In 1975, Steve Sasson, an engineer with Eastman Kodak Co., invented the world’s first digital camera. This was to change the future of photography and transform the industry forever. However, the reluctance of Kodak to adapt to the digital age due to its overwhelming success in the film-based business made the company ignore and suppress the innovation. Kodak was the titan of photography and was making huge profits. The leadership was scared that this innovation may cannibalise its existing film business. They tried to protect the film business by suing companies that produce digital cameras. The engineers, fearful of challenging the status quo, kept their groundbreaking ideas to themselves. Kodak’s strategy failed and eventually filed for bankruptcy in 2012, a victim of its own leadership’s inability to hear uncomfortable truths. Leaders must not be deceived by the consensus of the team. The Kodak engineers aligned with the leadership, but it was done out of fear.
There was psychological research conducted by Adam Galinsky at Northwestern University on the impact of power on social distance. It revealed that individuals in positions of authority become increasingly less aware of the perspectives of the low-power individuals. The more power you accumulate, the more difficult it becomes to see beyond your own viewpoint. Part of the findings include power affecting cognitive reasoning, meaning high-power individuals are more likely to engage in abstract thinking, which can lead to a greater sense of detachment from reality.
There is a major challenge for every leader, irrespective of race or colour. There is the tendency for your team members to want to always please you because you have positional power. You need to discourage this deliberately. Help them to warm up to you by thereby sharing their dissenting opinions.
Read also: Leadership blind spots: How being mean undermines your effectiveness
The Boeing 737 MAX crisis provides another example of the leadership of an organisation suppressing contrary opinions. After the crashes of Lion Air Flight 610 and Ethiopian Airlines Flight 302, it was discovered that the organisational culture suppresses honest feedback. Internal emails revealed that an engineer sent an email in 2016 to colleagues expressing concerns and a warning that the MCAS system could lead to a ”catastrophic failure.” The email was reportedly ignored. Whistleblower complaints and internal surveys revealed a culture where engineers and safety professionals were systematically discouraged from raising concerns. The result of this was fatal crashes that cost hundreds of lives and billions in corporate value.
In stark contrast, Pixar offers a masterclass in creating a culture of honest communication. Their “Braintrust” meetings are legendary in the corporate world. Led by leaders like Ed Catmull and John Lasseter, these sessions are designed to strip away hierarchy. Every project, no matter how promising, is ruthlessly critiqued. Ed Catmull wrote in his book “Creativity, Inc.” that “Candour is our secret weapon,” “We want people to feel free to tell us what’s not working.” Any environment where low-level individuals are not allowed to raise concerns is heading for a crisis. These principles and culture of openness and respect have played a crucial role in Pixar’s success, helping to shape the best animated films of all time.

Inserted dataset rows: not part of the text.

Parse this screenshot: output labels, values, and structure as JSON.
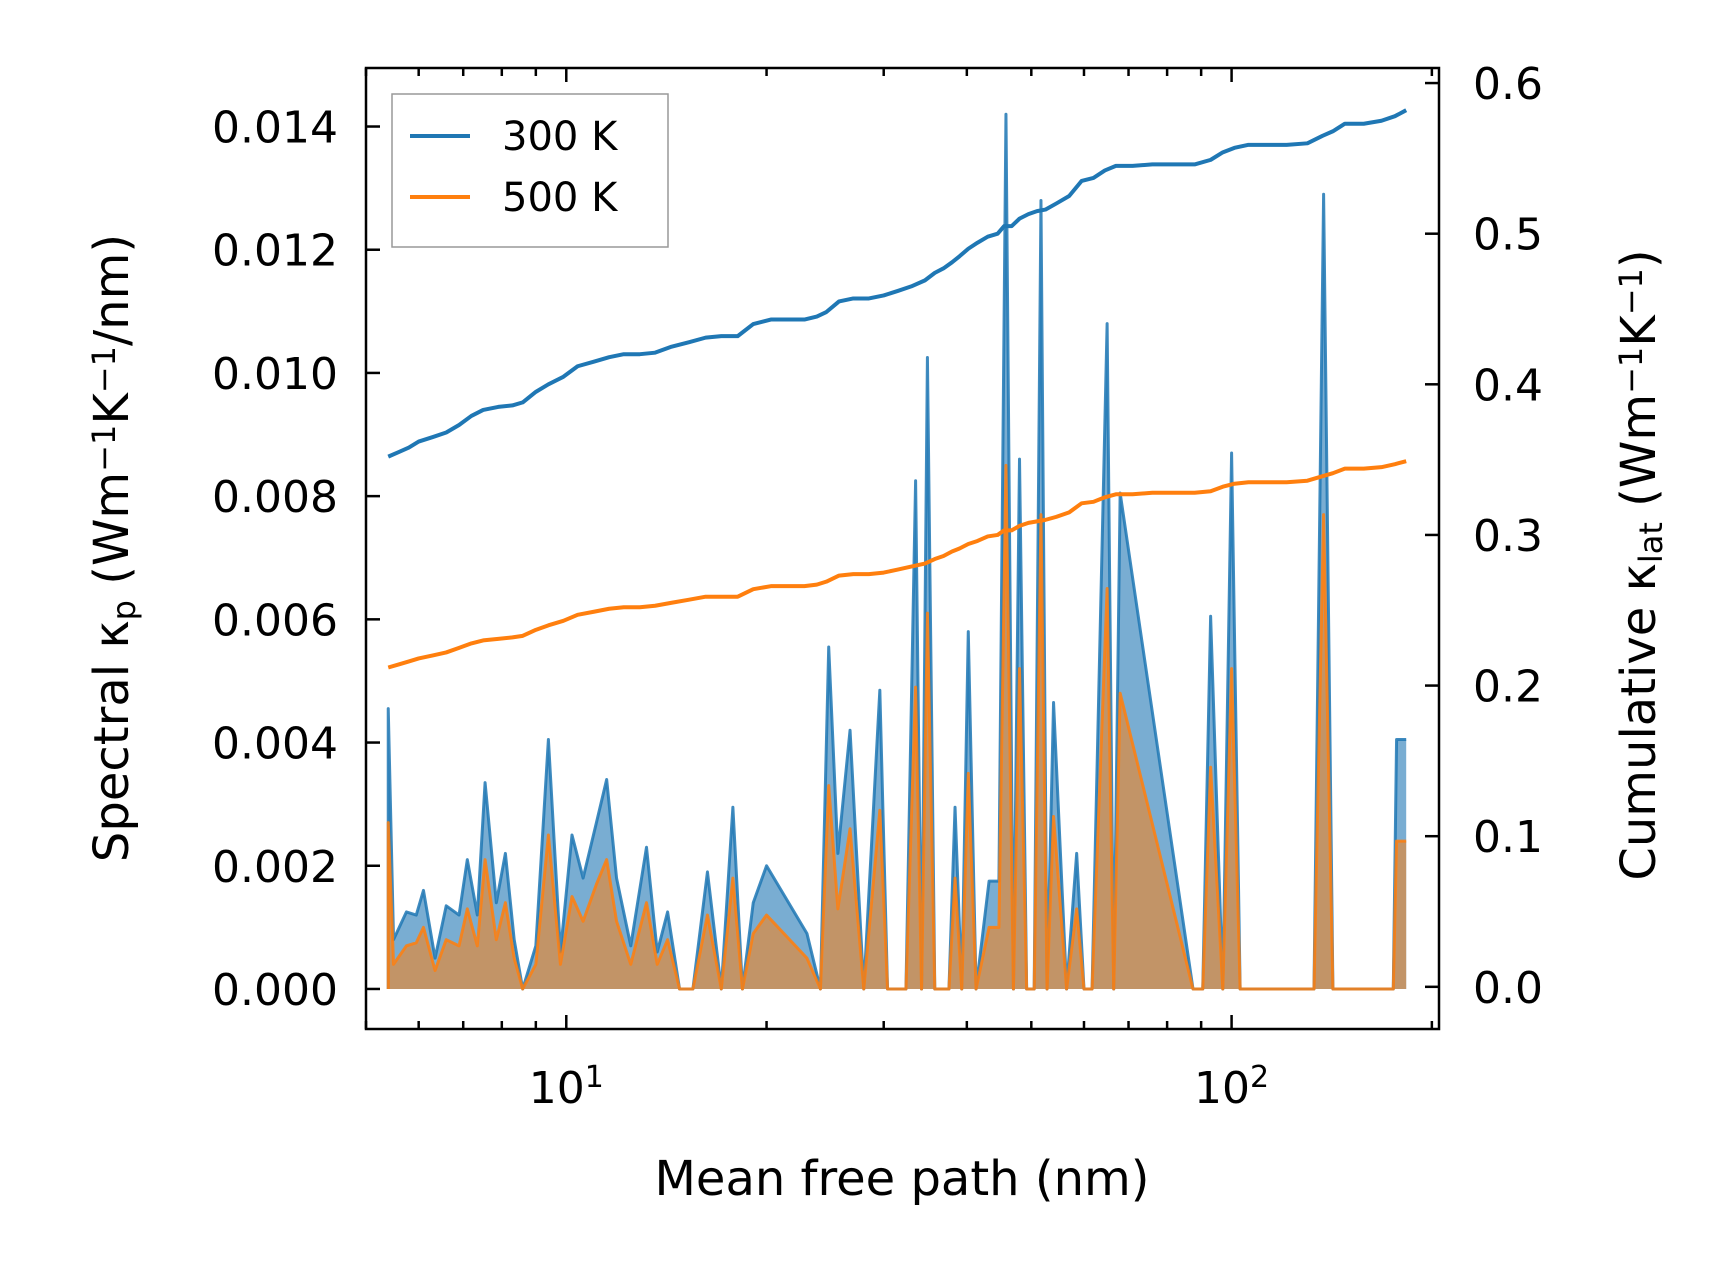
{
  "chart_data": {
    "type": "line",
    "x_scale": "log",
    "xlabel": "Mean free path (nm)",
    "ylabel_left": {
      "base": "Spectral κ",
      "sub": "p",
      "unit_open": " (Wm",
      "sup1": "−1",
      "mid": "K",
      "sup2": "−1",
      "unit_close": "/nm)"
    },
    "ylabel_right": {
      "base": "Cumulative κ",
      "sub": "lat",
      "unit_open": " (Wm",
      "sup1": "−1",
      "mid": "K",
      "sup2": "−1",
      "unit_close": ")"
    },
    "xlim": [
      5.0,
      205
    ],
    "ylim_left": [
      -0.00065,
      0.01495
    ],
    "ylim_right": [
      -0.028,
      0.61
    ],
    "x_major_ticks": [
      {
        "value": 10,
        "base": "10",
        "exp": "1"
      },
      {
        "value": 100,
        "base": "10",
        "exp": "2"
      }
    ],
    "y_left_ticks": [
      {
        "value": 0.0,
        "label": "0.000"
      },
      {
        "value": 0.002,
        "label": "0.002"
      },
      {
        "value": 0.004,
        "label": "0.004"
      },
      {
        "value": 0.006,
        "label": "0.006"
      },
      {
        "value": 0.008,
        "label": "0.008"
      },
      {
        "value": 0.01,
        "label": "0.010"
      },
      {
        "value": 0.012,
        "label": "0.012"
      },
      {
        "value": 0.014,
        "label": "0.014"
      }
    ],
    "y_right_ticks": [
      {
        "value": 0.0,
        "label": "0.0"
      },
      {
        "value": 0.1,
        "label": "0.1"
      },
      {
        "value": 0.2,
        "label": "0.2"
      },
      {
        "value": 0.3,
        "label": "0.3"
      },
      {
        "value": 0.4,
        "label": "0.4"
      },
      {
        "value": 0.5,
        "label": "0.5"
      },
      {
        "value": 0.6,
        "label": "0.6"
      }
    ],
    "legend_position": "top-left",
    "series": [
      {
        "name": "300 K",
        "color": "#1f77b4",
        "spectral_x": [
          5.4,
          5.4,
          5.5,
          5.75,
          5.95,
          6.1,
          6.35,
          6.6,
          6.9,
          7.1,
          7.35,
          7.55,
          7.85,
          8.1,
          8.35,
          8.6,
          9.0,
          9.4,
          9.8,
          10.2,
          10.6,
          11.1,
          11.5,
          11.9,
          12.5,
          13.2,
          13.7,
          14.2,
          14.8,
          15.5,
          16.3,
          17.1,
          17.8,
          18.4,
          19.1,
          20.0,
          23.0,
          24.1,
          24.8,
          25.6,
          26.7,
          28.0,
          29.6,
          30.4,
          31.3,
          32.4,
          33.5,
          34.2,
          34.9,
          35.8,
          36.6,
          37.6,
          38.4,
          39.3,
          40.2,
          41.3,
          43.2,
          44.7,
          45.8,
          47.0,
          48.0,
          49.2,
          50.5,
          51.7,
          52.8,
          54.0,
          56.5,
          58.5,
          60.0,
          61.7,
          65.0,
          66.5,
          68.0,
          87.5,
          90.5,
          93.0,
          97.0,
          100.0,
          103.0,
          133.0,
          137.5,
          142.0,
          175.0,
          177.0,
          183.0
        ],
        "spectral_y": [
          0.0,
          0.00455,
          0.0008,
          0.00125,
          0.0012,
          0.0016,
          0.0005,
          0.00135,
          0.0012,
          0.0021,
          0.0012,
          0.00335,
          0.0014,
          0.0022,
          0.0008,
          0.0,
          0.0007,
          0.00405,
          0.0006,
          0.0025,
          0.0018,
          0.0027,
          0.0034,
          0.0018,
          0.0007,
          0.0023,
          0.0006,
          0.00125,
          0.0,
          0.0,
          0.0019,
          0.0,
          0.00295,
          0.0,
          0.0014,
          0.002,
          0.0009,
          0.0,
          0.00555,
          0.0022,
          0.0042,
          0.0,
          0.00485,
          0.0,
          0.0,
          0.0,
          0.00825,
          0.0,
          0.01025,
          0.0,
          0.0,
          0.0,
          0.00295,
          0.0,
          0.0058,
          0.0,
          0.00175,
          0.00175,
          0.0142,
          0.0,
          0.0086,
          0.0,
          0.0,
          0.0128,
          0.0,
          0.00465,
          0.0,
          0.0022,
          0.0,
          0.0,
          0.0108,
          0.0,
          0.00805,
          0.0,
          0.0,
          0.00605,
          0.0,
          0.0087,
          0.0,
          0.0,
          0.0129,
          0.0,
          0.0,
          0.00405,
          0.00405,
          0.0
        ],
        "cumulative_x": [
          5.4,
          5.6,
          5.8,
          6.0,
          6.3,
          6.6,
          6.9,
          7.2,
          7.5,
          7.9,
          8.3,
          8.6,
          9.0,
          9.4,
          9.9,
          10.4,
          11.0,
          11.6,
          12.2,
          12.9,
          13.6,
          14.4,
          15.3,
          16.2,
          17.1,
          18.1,
          19.1,
          20.3,
          21.5,
          22.8,
          23.8,
          24.6,
          25.7,
          27.0,
          28.5,
          30.0,
          31.5,
          33.0,
          34.6,
          35.8,
          36.9,
          38.0,
          39.0,
          40.2,
          41.5,
          43.0,
          44.5,
          45.5,
          46.7,
          48.0,
          49.5,
          51.0,
          52.5,
          54.5,
          57.0,
          59.5,
          62.0,
          64.5,
          67.0,
          71.0,
          76.0,
          82.0,
          88.0,
          93.0,
          97.0,
          101.0,
          106.0,
          113.0,
          121.0,
          130.0,
          137.0,
          142.0,
          148.0,
          158.0,
          168.0,
          176.0,
          183.0
        ],
        "cumulative_y": [
          0.352,
          0.355,
          0.358,
          0.362,
          0.365,
          0.368,
          0.373,
          0.379,
          0.383,
          0.385,
          0.386,
          0.388,
          0.395,
          0.4,
          0.405,
          0.412,
          0.415,
          0.418,
          0.42,
          0.42,
          0.421,
          0.425,
          0.428,
          0.431,
          0.432,
          0.432,
          0.44,
          0.443,
          0.443,
          0.443,
          0.445,
          0.448,
          0.455,
          0.457,
          0.457,
          0.459,
          0.462,
          0.465,
          0.469,
          0.474,
          0.477,
          0.481,
          0.485,
          0.49,
          0.494,
          0.498,
          0.5,
          0.505,
          0.505,
          0.51,
          0.513,
          0.515,
          0.516,
          0.52,
          0.525,
          0.535,
          0.537,
          0.542,
          0.545,
          0.545,
          0.546,
          0.546,
          0.546,
          0.549,
          0.554,
          0.557,
          0.559,
          0.559,
          0.559,
          0.56,
          0.565,
          0.568,
          0.573,
          0.573,
          0.575,
          0.578,
          0.582
        ]
      },
      {
        "name": "500 K",
        "color": "#ff7f0e",
        "spectral_x": [
          5.4,
          5.4,
          5.5,
          5.75,
          5.95,
          6.1,
          6.35,
          6.6,
          6.9,
          7.1,
          7.35,
          7.55,
          7.85,
          8.1,
          8.35,
          8.6,
          9.0,
          9.4,
          9.8,
          10.2,
          10.6,
          11.1,
          11.5,
          11.9,
          12.5,
          13.2,
          13.7,
          14.2,
          14.8,
          15.5,
          16.3,
          17.1,
          17.8,
          18.4,
          19.1,
          20.0,
          23.0,
          24.1,
          24.8,
          25.6,
          26.7,
          28.0,
          29.6,
          30.4,
          31.3,
          32.4,
          33.5,
          34.2,
          34.9,
          35.8,
          36.6,
          37.6,
          38.4,
          39.3,
          40.2,
          41.3,
          43.2,
          44.7,
          45.8,
          47.0,
          48.0,
          49.2,
          50.5,
          51.7,
          52.8,
          54.0,
          56.5,
          58.5,
          60.0,
          61.7,
          65.0,
          66.5,
          68.0,
          87.5,
          90.5,
          93.0,
          97.0,
          100.0,
          103.0,
          133.0,
          137.5,
          142.0,
          175.0,
          177.0,
          183.0
        ],
        "spectral_y": [
          0.0,
          0.0027,
          0.0004,
          0.0007,
          0.00075,
          0.001,
          0.0003,
          0.0008,
          0.0007,
          0.0013,
          0.0007,
          0.0021,
          0.0008,
          0.0014,
          0.0005,
          0.0,
          0.0004,
          0.0025,
          0.0004,
          0.0015,
          0.0011,
          0.0017,
          0.0021,
          0.0011,
          0.0004,
          0.0014,
          0.0004,
          0.0008,
          0.0,
          0.0,
          0.0012,
          0.0,
          0.0018,
          0.0,
          0.0009,
          0.0012,
          0.0005,
          0.0,
          0.0033,
          0.0013,
          0.0026,
          0.0,
          0.0029,
          0.0,
          0.0,
          0.0,
          0.0049,
          0.0,
          0.0061,
          0.0,
          0.0,
          0.0,
          0.0018,
          0.0,
          0.0035,
          0.0,
          0.001,
          0.001,
          0.0085,
          0.0,
          0.0052,
          0.0,
          0.0,
          0.0077,
          0.0,
          0.0028,
          0.0,
          0.0013,
          0.0,
          0.0,
          0.0065,
          0.0,
          0.0048,
          0.0,
          0.0,
          0.0036,
          0.0,
          0.0052,
          0.0,
          0.0,
          0.0077,
          0.0,
          0.0,
          0.0024,
          0.0024,
          0.0
        ],
        "cumulative_x": [
          5.4,
          5.6,
          5.8,
          6.0,
          6.3,
          6.6,
          6.9,
          7.2,
          7.5,
          7.9,
          8.3,
          8.6,
          9.0,
          9.4,
          9.9,
          10.4,
          11.0,
          11.6,
          12.2,
          12.9,
          13.6,
          14.4,
          15.3,
          16.2,
          17.1,
          18.1,
          19.1,
          20.3,
          21.5,
          22.8,
          23.8,
          24.6,
          25.7,
          27.0,
          28.5,
          30.0,
          31.5,
          33.0,
          34.6,
          35.8,
          36.9,
          38.0,
          39.0,
          40.2,
          41.5,
          43.0,
          44.5,
          45.5,
          46.7,
          48.0,
          49.5,
          51.0,
          52.5,
          54.5,
          57.0,
          59.5,
          62.0,
          64.5,
          67.0,
          71.0,
          76.0,
          82.0,
          88.0,
          93.0,
          97.0,
          101.0,
          106.0,
          113.0,
          121.0,
          130.0,
          137.0,
          142.0,
          148.0,
          158.0,
          168.0,
          176.0,
          183.0
        ],
        "cumulative_y": [
          0.212,
          0.214,
          0.216,
          0.218,
          0.22,
          0.222,
          0.225,
          0.228,
          0.23,
          0.231,
          0.232,
          0.233,
          0.237,
          0.24,
          0.243,
          0.247,
          0.249,
          0.251,
          0.252,
          0.252,
          0.253,
          0.255,
          0.257,
          0.259,
          0.259,
          0.259,
          0.264,
          0.266,
          0.266,
          0.266,
          0.267,
          0.269,
          0.273,
          0.274,
          0.274,
          0.275,
          0.277,
          0.279,
          0.281,
          0.284,
          0.286,
          0.289,
          0.291,
          0.294,
          0.296,
          0.299,
          0.3,
          0.303,
          0.303,
          0.306,
          0.308,
          0.309,
          0.31,
          0.312,
          0.315,
          0.321,
          0.322,
          0.325,
          0.327,
          0.327,
          0.328,
          0.328,
          0.328,
          0.329,
          0.332,
          0.334,
          0.335,
          0.335,
          0.335,
          0.336,
          0.339,
          0.341,
          0.344,
          0.344,
          0.345,
          0.347,
          0.349
        ]
      }
    ]
  }
}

Every leader has the dynamics of power tilted in his favour. This means the team members will hold you in high esteem, and they will do things that suit the boss. It is not unusual, as they must understand their boss and do what the boss expects of them. However, the boss must let them know that they are free to critique his suggestions and opinions, and there won’t be any consequences for such actions. The boss must create psychological safety for his team. Google’s Project Aristotle discovered that the most successful teams aren’t those with the most brilliant individuals but those where members feel safe to take risks and be vulnerable. Another way to encourage people to disagree with you is to reward honest dissent. Microsoft, under Satya Nadella, transformed its culture by explicitly rewarding employees who challenge existing assumptions. The company went from a toxic environment to one that celebrates learning and honest dialogue.

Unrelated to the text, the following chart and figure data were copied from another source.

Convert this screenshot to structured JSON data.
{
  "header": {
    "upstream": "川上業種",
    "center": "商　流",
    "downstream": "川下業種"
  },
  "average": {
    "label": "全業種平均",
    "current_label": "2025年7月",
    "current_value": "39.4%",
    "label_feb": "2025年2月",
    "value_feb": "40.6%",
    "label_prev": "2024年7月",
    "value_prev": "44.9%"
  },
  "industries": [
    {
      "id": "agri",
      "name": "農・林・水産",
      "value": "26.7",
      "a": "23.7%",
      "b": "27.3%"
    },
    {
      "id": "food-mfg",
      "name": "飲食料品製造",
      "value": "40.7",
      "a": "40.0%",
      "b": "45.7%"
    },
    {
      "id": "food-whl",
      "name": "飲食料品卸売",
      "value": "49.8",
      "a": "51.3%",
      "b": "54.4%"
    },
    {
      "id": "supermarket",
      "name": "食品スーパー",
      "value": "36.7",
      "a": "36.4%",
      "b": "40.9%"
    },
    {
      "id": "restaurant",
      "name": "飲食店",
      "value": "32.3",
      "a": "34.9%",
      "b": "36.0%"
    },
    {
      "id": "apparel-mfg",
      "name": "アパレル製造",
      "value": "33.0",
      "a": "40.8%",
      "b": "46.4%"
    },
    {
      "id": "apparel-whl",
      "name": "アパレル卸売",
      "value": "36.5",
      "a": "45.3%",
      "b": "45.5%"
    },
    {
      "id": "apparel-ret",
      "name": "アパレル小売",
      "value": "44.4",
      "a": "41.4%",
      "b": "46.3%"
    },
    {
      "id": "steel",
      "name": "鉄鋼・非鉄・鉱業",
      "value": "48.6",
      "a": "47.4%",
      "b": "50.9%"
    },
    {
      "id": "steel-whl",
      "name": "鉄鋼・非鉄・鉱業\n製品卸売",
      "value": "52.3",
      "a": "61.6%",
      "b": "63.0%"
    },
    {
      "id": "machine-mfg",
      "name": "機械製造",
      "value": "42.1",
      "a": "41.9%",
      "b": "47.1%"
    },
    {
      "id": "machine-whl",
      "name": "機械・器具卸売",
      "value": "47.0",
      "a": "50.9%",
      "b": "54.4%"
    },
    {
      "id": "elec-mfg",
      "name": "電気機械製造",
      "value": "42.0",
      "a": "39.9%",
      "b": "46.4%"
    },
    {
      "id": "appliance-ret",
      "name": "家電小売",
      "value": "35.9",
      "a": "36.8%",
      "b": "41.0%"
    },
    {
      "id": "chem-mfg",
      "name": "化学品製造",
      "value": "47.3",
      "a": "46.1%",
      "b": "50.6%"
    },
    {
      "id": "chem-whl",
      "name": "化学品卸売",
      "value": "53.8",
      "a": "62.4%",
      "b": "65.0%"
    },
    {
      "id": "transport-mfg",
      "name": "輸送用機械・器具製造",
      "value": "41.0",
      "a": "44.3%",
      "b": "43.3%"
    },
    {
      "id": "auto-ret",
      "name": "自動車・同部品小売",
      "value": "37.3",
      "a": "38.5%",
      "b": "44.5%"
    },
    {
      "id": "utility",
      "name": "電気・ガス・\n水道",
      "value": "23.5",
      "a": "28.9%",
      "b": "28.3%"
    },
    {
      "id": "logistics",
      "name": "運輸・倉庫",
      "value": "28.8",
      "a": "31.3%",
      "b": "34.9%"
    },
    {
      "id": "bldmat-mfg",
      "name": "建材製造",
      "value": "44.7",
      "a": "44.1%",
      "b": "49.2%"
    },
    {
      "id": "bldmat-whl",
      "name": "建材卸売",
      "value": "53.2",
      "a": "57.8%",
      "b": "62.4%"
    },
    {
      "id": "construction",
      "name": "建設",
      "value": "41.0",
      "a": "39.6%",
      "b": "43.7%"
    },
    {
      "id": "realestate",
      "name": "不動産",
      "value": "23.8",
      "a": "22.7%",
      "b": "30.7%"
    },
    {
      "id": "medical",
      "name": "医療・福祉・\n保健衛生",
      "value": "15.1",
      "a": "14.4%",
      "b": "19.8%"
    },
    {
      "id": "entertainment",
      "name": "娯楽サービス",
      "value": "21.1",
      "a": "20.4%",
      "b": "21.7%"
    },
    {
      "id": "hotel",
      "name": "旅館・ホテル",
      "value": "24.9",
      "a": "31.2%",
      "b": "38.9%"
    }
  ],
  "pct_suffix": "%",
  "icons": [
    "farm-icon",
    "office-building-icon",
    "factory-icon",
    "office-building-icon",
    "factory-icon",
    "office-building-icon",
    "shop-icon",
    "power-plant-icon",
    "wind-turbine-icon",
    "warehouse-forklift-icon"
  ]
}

The approach of team members pleasing the boss is the norm in most cases, but it carries inherent risk in it. The risk here is that whenever there is danger, the team members are most likely to keep to themselves because they do not want to offend the boss. Recall the case with Enron. The billion-dollar corporate disaster was built on a culture where questioning leadership was tantamount to career suicide. Employees knew something was wrong but remained silent. The echo chamber is a very dangerous place. Avoid the trap!
Oluwole Dada is the General Manager at SecureID Limited, Africa’s largest smart card manufacturing plant in Lagos, Nigeria.